Monday, July 9, 2012 - 00:00 -- BY ALY KHAN SATCHU

The Wizard of Oz is a 1939 American musical film produced by Metro-Goldwyn-Mayer. Its the story of a Kansas farm girl Dorothy Gale (Judy Garland), who is told of the mysterious Wizard of Oz in the Emerald City and sets off down the yellow brick road to find him. After a series of adventures and eventual triumph, Dorothy returns from her adventures to the wizard's chamber. Toto opens a curtain, revealing him to be an ordinary man (Frank Morgan) operating a console of wheels and levers while speaking into a microphone.

I watched the Wizard of Oz only when I was an adult but it is a very rare pleasure. There are many lessons in the c20th Hollywood fable but most important of which is the discovery that the wizard was not a real wizard but a pretend one. That was Dorothy's rite of passage into adulthood.

This week, the Central Bank wizards of the world swung into action. The Bank of England injected £50bn of electronic money into the UK and the grand total is now £375b. Mario Draghi of the ECB said euro-bloc economic growth “continues to remain weak with heightened uncertainty” and downside risks had appeared [As far as I am aware those downside risks appeared an eternity ago], whilst cutting its main refinancing rate by a quarter-percentage point to a record low 0.75% and said it will no longer pay interest on overnight deposits.
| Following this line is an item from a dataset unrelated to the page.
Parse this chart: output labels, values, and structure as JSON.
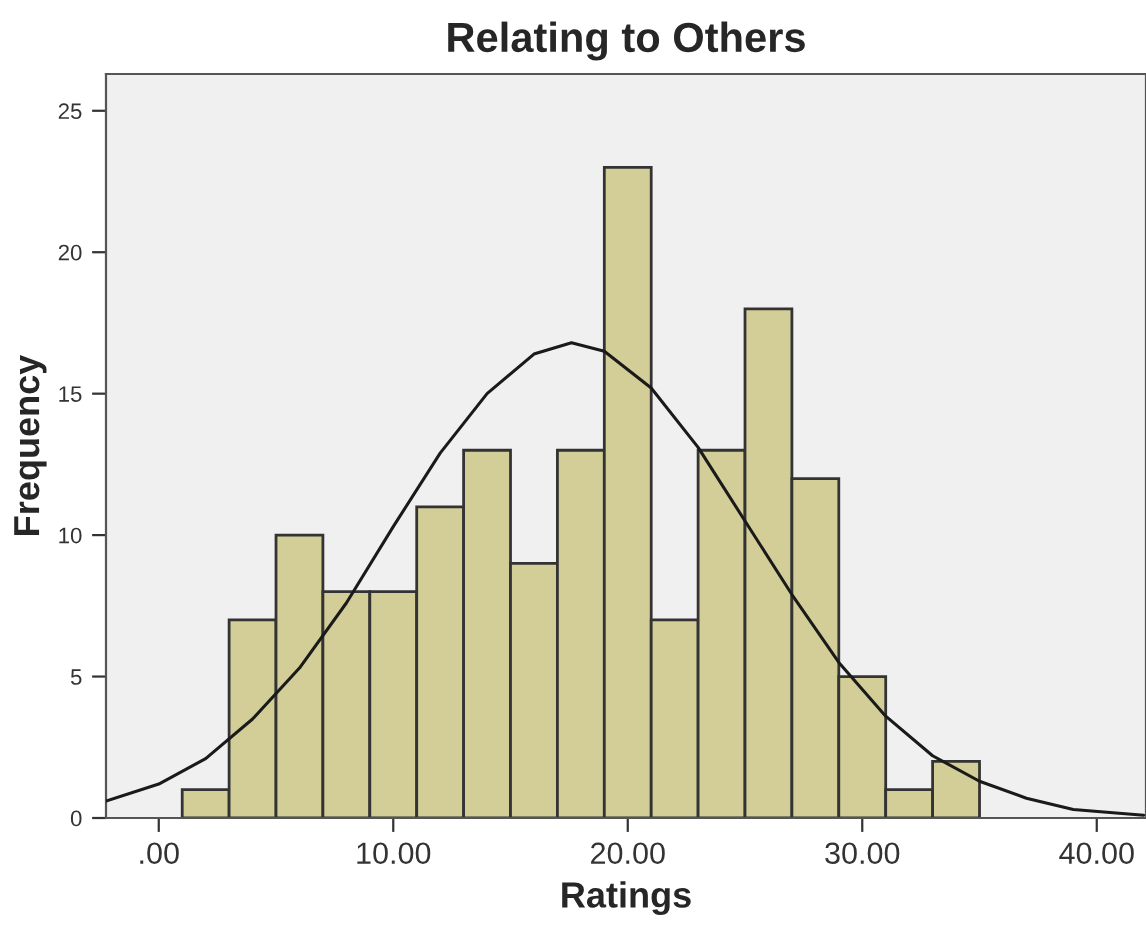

In fact the German Schatz [Which is the German 2 year note] is now yielding negative 0.01%, which is an extraordinary thing. I once had to lend money at -15% in Japan but that's another story. I had to make a presentation to Paul Tucker of the Bank of England about it and in point of fact. The People’s Bank of China cut its key interest rate for the second time in a month, on the same day. And even here, on the frontier, we got a 150 basis points cut.

I believe the FED who are set to issue their next policy statement on Aug. 1 after a two-day meeting, will confirm a 3rd round of Quantitative Easing, QE3. The FED has already printed $2.3 trillion of Magic Money. I think in many places, The policy makers are now running on empty. They are at the limits of their Influence. In some places, it feels like the Titanic. Everyone is dancing, the ship is sinking and thinking if we dance fast enough, we won't sink.
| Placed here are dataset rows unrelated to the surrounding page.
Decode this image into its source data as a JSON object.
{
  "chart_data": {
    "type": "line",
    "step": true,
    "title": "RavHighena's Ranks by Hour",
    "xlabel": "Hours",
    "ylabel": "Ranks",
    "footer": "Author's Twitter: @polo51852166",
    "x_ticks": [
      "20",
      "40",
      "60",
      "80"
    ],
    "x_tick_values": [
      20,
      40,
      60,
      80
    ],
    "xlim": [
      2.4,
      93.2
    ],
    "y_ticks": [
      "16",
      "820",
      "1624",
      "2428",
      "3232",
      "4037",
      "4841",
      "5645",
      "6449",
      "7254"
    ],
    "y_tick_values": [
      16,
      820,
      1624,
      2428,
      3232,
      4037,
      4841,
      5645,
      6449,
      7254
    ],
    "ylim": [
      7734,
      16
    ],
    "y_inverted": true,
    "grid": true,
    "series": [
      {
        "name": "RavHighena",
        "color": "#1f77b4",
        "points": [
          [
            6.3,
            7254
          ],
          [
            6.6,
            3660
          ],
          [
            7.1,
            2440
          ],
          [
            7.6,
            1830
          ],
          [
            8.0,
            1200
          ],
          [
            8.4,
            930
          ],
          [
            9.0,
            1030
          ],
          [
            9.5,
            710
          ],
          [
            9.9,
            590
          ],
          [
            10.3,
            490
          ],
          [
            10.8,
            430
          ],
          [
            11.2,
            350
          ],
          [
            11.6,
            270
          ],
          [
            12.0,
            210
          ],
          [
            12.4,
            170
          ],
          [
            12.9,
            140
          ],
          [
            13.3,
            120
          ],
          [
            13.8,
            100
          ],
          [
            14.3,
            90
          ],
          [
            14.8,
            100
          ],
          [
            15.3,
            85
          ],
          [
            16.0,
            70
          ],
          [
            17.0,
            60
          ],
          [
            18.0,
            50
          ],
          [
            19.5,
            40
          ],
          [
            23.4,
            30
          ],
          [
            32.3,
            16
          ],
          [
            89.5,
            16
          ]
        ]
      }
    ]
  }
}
In chaos theory, the butterfly effect is the sensitive dependence on initial conditions, where a small change at one place in a nonlinear system can result in large differences to a later state. The name of the effect, coined by Edward Lorenz, is derived from the theoretical example of a hurricane's formation being contingent on whether or not a distant butterfly had flapped its wings several weeks before. Hurricane winds could blow anytime from anywhere.

If the markets were really efficient, a tsunami of liquidity would be flooding into African sovereign paper. Maybe it will. Across the African continent, You will note that we are conducting an orthodox monetary policy. Here in Kenya, I think the easing cycle will total about 6% [of which we have received 25%] through year end. I think this easier policy will see the Nairobi Securities Exchange NSE 20 Index [which is the world's 3rd best performer in 2012] rally another 400 points. I think the shilling will confound everyone by behaving well and staying in an 83-88 range versus the dollar.

The price of oil remains a wild card. The Euro hit a 2 year low Friday against the dollar and the charts look really grim. I remain concerned about the Euro Shilling cross which closed at 102.98 on Friday. We sell a lot of volume into Europe and its getting very expensive.